In light of COVID-19 impacts and the shift to virtual learning, is it still prudent to build a gondola connecting to Burnaby Mountain?
Despite COVID-19, SFU’s residences on Burnaby Mountain are home to hundreds of students, and there are an additional 7,000 residents in UniverCity. Essential service workers, researchers, students and staff have continued to commute to Burnaby Mountain for work, research and approved in-person course work throughout the pandemic.
SFU continues to safely expand on-campus student experience activities and has recently resumed many in-person classes and labs.
Is there really a significant demand for transit to Burnaby Mountain?
Burnaby Mountain is currently served by four bus routes: R5, 143, 144, and 145. Between 2015-2019, transit ridership to/from Burnaby Mountain was 25,000 trips per day. At this level of ridership, customers often experience unreliable service and overcrowding. These problems are expected to worsen as the daytime (SFU student and staff) and permanent residential communities grow.
Can’t you just add more buses to meet the ridership demand?
We cannot keep adding buses to solve the capacity issue. There are a fixed number of buses that we can efficiently operate on a route and we are nearing the upper limit. Buses need to run their routes, have layovers, and in the case of electric buses, charge. We cannot add enough buses to meet current demand, nor the future anticipated demand from the growing student, staff, faculty, and residential population. A key limitation as to how fast we can operate buses is constrained by the time it takes people to board and exit a bus. The fastest observed frequency of bus operation on our network is every 2.5 minutes and that would not address our overcrowding problem.
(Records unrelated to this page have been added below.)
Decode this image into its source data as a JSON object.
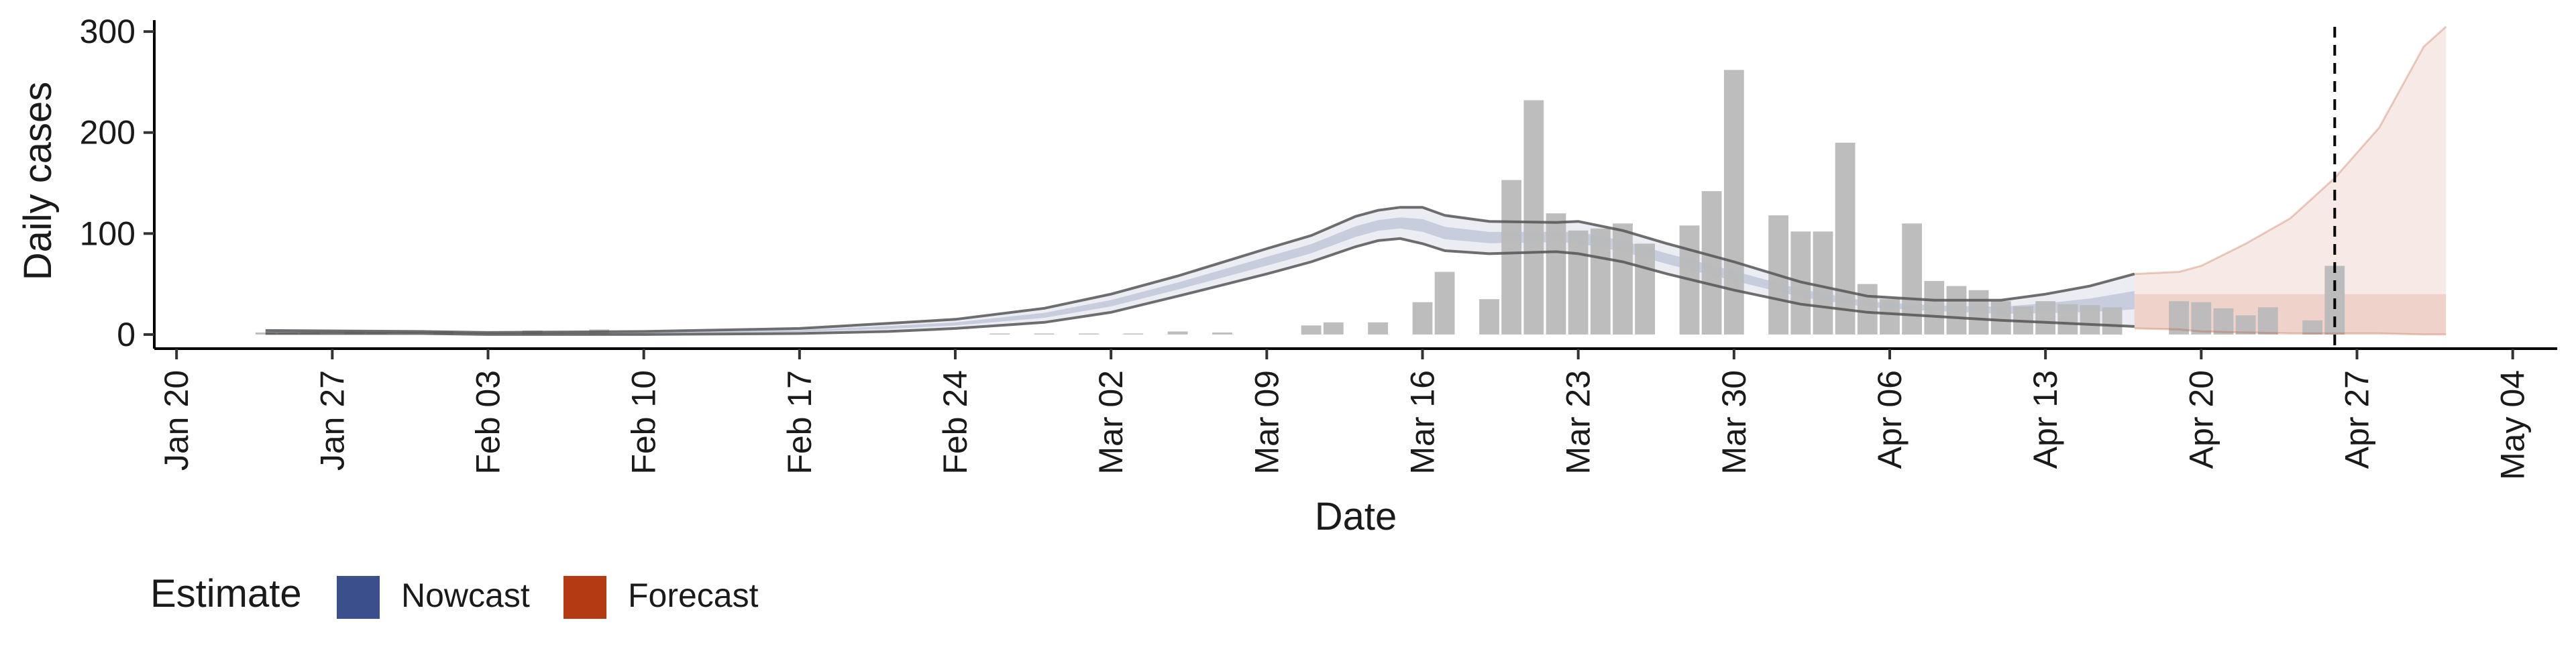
{
  "chart_data": {
    "type": "bar",
    "xlabel": "Date",
    "ylabel": "Daily cases",
    "x_ticks": [
      "Jan 20",
      "Jan 27",
      "Feb 03",
      "Feb 10",
      "Feb 17",
      "Feb 24",
      "Mar 02",
      "Mar 09",
      "Mar 16",
      "Mar 23",
      "Mar 30",
      "Apr 06",
      "Apr 13",
      "Apr 20",
      "Apr 27",
      "May 04"
    ],
    "y_ticks": [
      0,
      100,
      200,
      300
    ],
    "xlim": [
      "2020-01-19",
      "2020-05-06"
    ],
    "ylim": [
      -14,
      318
    ],
    "grid": false,
    "forecast_start": "2020-04-19",
    "vline_date": "2020-04-26",
    "vline_style": "dashed",
    "legend": {
      "title": "Estimate",
      "position": "bottom-left",
      "items": [
        {
          "label": "Nowcast",
          "color": "#3A4F8C"
        },
        {
          "label": "Forecast",
          "color": "#B33A12"
        }
      ]
    },
    "colors": {
      "bars": "#B9B9B9",
      "nowcast": "#3A4F8C",
      "forecast": "#B33A12",
      "outline": "#555555",
      "vline": "#000000"
    },
    "reported_cases": [
      {
        "date": "2020-01-24",
        "value": 2
      },
      {
        "date": "2020-01-25",
        "value": 2
      },
      {
        "date": "2020-01-26",
        "value": 3
      },
      {
        "date": "2020-01-28",
        "value": 3
      },
      {
        "date": "2020-01-29",
        "value": 2
      },
      {
        "date": "2020-02-01",
        "value": 3
      },
      {
        "date": "2020-02-05",
        "value": 4
      },
      {
        "date": "2020-02-08",
        "value": 5
      },
      {
        "date": "2020-02-26",
        "value": 1
      },
      {
        "date": "2020-02-28",
        "value": 1
      },
      {
        "date": "2020-03-01",
        "value": 1
      },
      {
        "date": "2020-03-03",
        "value": 1
      },
      {
        "date": "2020-03-05",
        "value": 3
      },
      {
        "date": "2020-03-07",
        "value": 2
      },
      {
        "date": "2020-03-11",
        "value": 9
      },
      {
        "date": "2020-03-12",
        "value": 12
      },
      {
        "date": "2020-03-14",
        "value": 12
      },
      {
        "date": "2020-03-16",
        "value": 32
      },
      {
        "date": "2020-03-17",
        "value": 62
      },
      {
        "date": "2020-03-19",
        "value": 35
      },
      {
        "date": "2020-03-20",
        "value": 153
      },
      {
        "date": "2020-03-21",
        "value": 232
      },
      {
        "date": "2020-03-22",
        "value": 120
      },
      {
        "date": "2020-03-23",
        "value": 103
      },
      {
        "date": "2020-03-24",
        "value": 105
      },
      {
        "date": "2020-03-25",
        "value": 110
      },
      {
        "date": "2020-03-26",
        "value": 90
      },
      {
        "date": "2020-03-28",
        "value": 108
      },
      {
        "date": "2020-03-29",
        "value": 142
      },
      {
        "date": "2020-03-30",
        "value": 262
      },
      {
        "date": "2020-04-01",
        "value": 118
      },
      {
        "date": "2020-04-02",
        "value": 102
      },
      {
        "date": "2020-04-03",
        "value": 102
      },
      {
        "date": "2020-04-04",
        "value": 190
      },
      {
        "date": "2020-04-05",
        "value": 50
      },
      {
        "date": "2020-04-06",
        "value": 35
      },
      {
        "date": "2020-04-07",
        "value": 110
      },
      {
        "date": "2020-04-08",
        "value": 53
      },
      {
        "date": "2020-04-09",
        "value": 48
      },
      {
        "date": "2020-04-10",
        "value": 44
      },
      {
        "date": "2020-04-11",
        "value": 33
      },
      {
        "date": "2020-04-12",
        "value": 28
      },
      {
        "date": "2020-04-13",
        "value": 33
      },
      {
        "date": "2020-04-14",
        "value": 30
      },
      {
        "date": "2020-04-15",
        "value": 29
      },
      {
        "date": "2020-04-16",
        "value": 27
      },
      {
        "date": "2020-04-19",
        "value": 33
      },
      {
        "date": "2020-04-20",
        "value": 32
      },
      {
        "date": "2020-04-21",
        "value": 26
      },
      {
        "date": "2020-04-22",
        "value": 19
      },
      {
        "date": "2020-04-23",
        "value": 27
      },
      {
        "date": "2020-04-25",
        "value": 14
      },
      {
        "date": "2020-04-26",
        "value": 68
      }
    ],
    "nowcast_band": [
      {
        "date": "2020-01-24",
        "lo": 1,
        "hi": 4
      },
      {
        "date": "2020-01-31",
        "lo": 1,
        "hi": 3
      },
      {
        "date": "2020-02-03",
        "lo": 0,
        "hi": 2
      },
      {
        "date": "2020-02-10",
        "lo": 0,
        "hi": 3
      },
      {
        "date": "2020-02-17",
        "lo": 1,
        "hi": 6
      },
      {
        "date": "2020-02-21",
        "lo": 3,
        "hi": 11
      },
      {
        "date": "2020-02-24",
        "lo": 6,
        "hi": 15
      },
      {
        "date": "2020-02-28",
        "lo": 12,
        "hi": 26
      },
      {
        "date": "2020-03-02",
        "lo": 22,
        "hi": 40
      },
      {
        "date": "2020-03-05",
        "lo": 38,
        "hi": 58
      },
      {
        "date": "2020-03-09",
        "lo": 60,
        "hi": 85
      },
      {
        "date": "2020-03-11",
        "lo": 72,
        "hi": 98
      },
      {
        "date": "2020-03-13",
        "lo": 87,
        "hi": 117
      },
      {
        "date": "2020-03-14",
        "lo": 93,
        "hi": 123
      },
      {
        "date": "2020-03-15",
        "lo": 95,
        "hi": 126
      },
      {
        "date": "2020-03-16",
        "lo": 90,
        "hi": 126
      },
      {
        "date": "2020-03-17",
        "lo": 83,
        "hi": 118
      },
      {
        "date": "2020-03-19",
        "lo": 80,
        "hi": 112
      },
      {
        "date": "2020-03-22",
        "lo": 82,
        "hi": 111
      },
      {
        "date": "2020-03-23",
        "lo": 80,
        "hi": 112
      },
      {
        "date": "2020-03-25",
        "lo": 72,
        "hi": 103
      },
      {
        "date": "2020-03-27",
        "lo": 60,
        "hi": 90
      },
      {
        "date": "2020-03-30",
        "lo": 44,
        "hi": 72
      },
      {
        "date": "2020-04-02",
        "lo": 30,
        "hi": 52
      },
      {
        "date": "2020-04-05",
        "lo": 22,
        "hi": 38
      },
      {
        "date": "2020-04-08",
        "lo": 18,
        "hi": 34
      },
      {
        "date": "2020-04-11",
        "lo": 14,
        "hi": 34
      },
      {
        "date": "2020-04-13",
        "lo": 12,
        "hi": 40
      },
      {
        "date": "2020-04-15",
        "lo": 10,
        "hi": 48
      },
      {
        "date": "2020-04-17",
        "lo": 8,
        "hi": 60
      }
    ],
    "forecast_band": [
      {
        "date": "2020-04-17",
        "lo": 6,
        "hi": 60
      },
      {
        "date": "2020-04-19",
        "lo": 5,
        "hi": 62
      },
      {
        "date": "2020-04-20",
        "lo": 3,
        "hi": 68
      },
      {
        "date": "2020-04-22",
        "lo": 2,
        "hi": 90
      },
      {
        "date": "2020-04-24",
        "lo": 1,
        "hi": 115
      },
      {
        "date": "2020-04-26",
        "lo": 1,
        "hi": 155
      },
      {
        "date": "2020-04-28",
        "lo": 1,
        "hi": 205
      },
      {
        "date": "2020-04-30",
        "lo": 0,
        "hi": 285
      },
      {
        "date": "2020-05-01",
        "lo": 0,
        "hi": 305
      }
    ]
  }
}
Would trees need to be cut down for a gondola to be built?
Minimizing tree removal will be a key objective if this project moves ahead. That said, some tree removal would be required for each of the routes with Route 1 having the lowest impact to trees. Further work would be done to mitigate environmental impacts that could be associated with the construction of a gondola.
What would the Burnaby Mountain Gondola cost and who would pay for it?
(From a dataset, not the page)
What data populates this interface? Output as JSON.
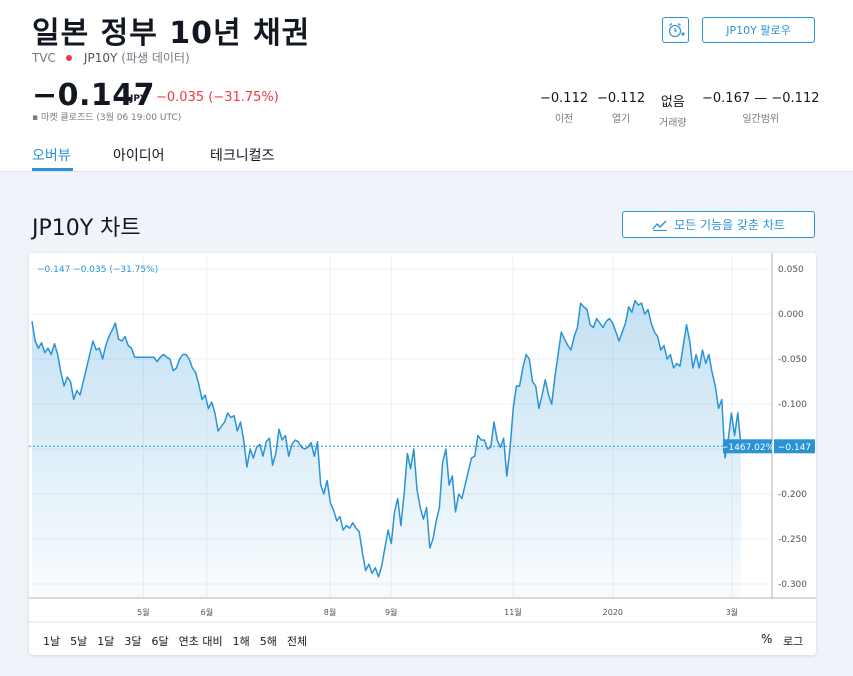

Capital and operating costs were updated in 2020 and are comparable to the most recent previous study at an estimated $210 million. If the project proceeds, the Mayors’ Council on Regional Transportation would determine if the Burnaby Mountain Gondola is a funding priority to be included in a future Investment Plan.
Is property acquisition common when it comes to infrastructure projects?
Yes, acquiring privately-owned land to build or make changes to infrastructure such as roads, transit alignments and stations, and parks, for example, is quite common. Additionally, having open discussions, negotiating terms, and providing impacted land owners with fair compensation as a result of those infrastructure changes is also common practice.
Is property acquisition necessary if the gondola project proceeds with Route 1?
Yes, property acquisition in the form of aerial passage over two multi-family property complexes is necessary to build the gondola. This means the land and homes themselves would remain untouched, but TransLink would acquire rights for the gondola to pass overhead (60 metres above the homes).
Would impacted residents receive compensation?
Yes, TransLink would compensate the property owners of the two multi-family complexes over which the gondola would pass.
What is the process to compensate impacted residents?
If the gondola project proceeds, a TransLink representative would contact the property owner located within the gondola right-of-way to make them aware of the project.
We would engage the services of an independent appraiser to determine the current market value of the property/aerial rights and work to reach an agreement with each property owner. Residents could remain in their homes and would not be required to move.
The property acquisition process starts once a project is approved and funded (Note: the Burnaby Mountain Gondola is not yet approved or funded.)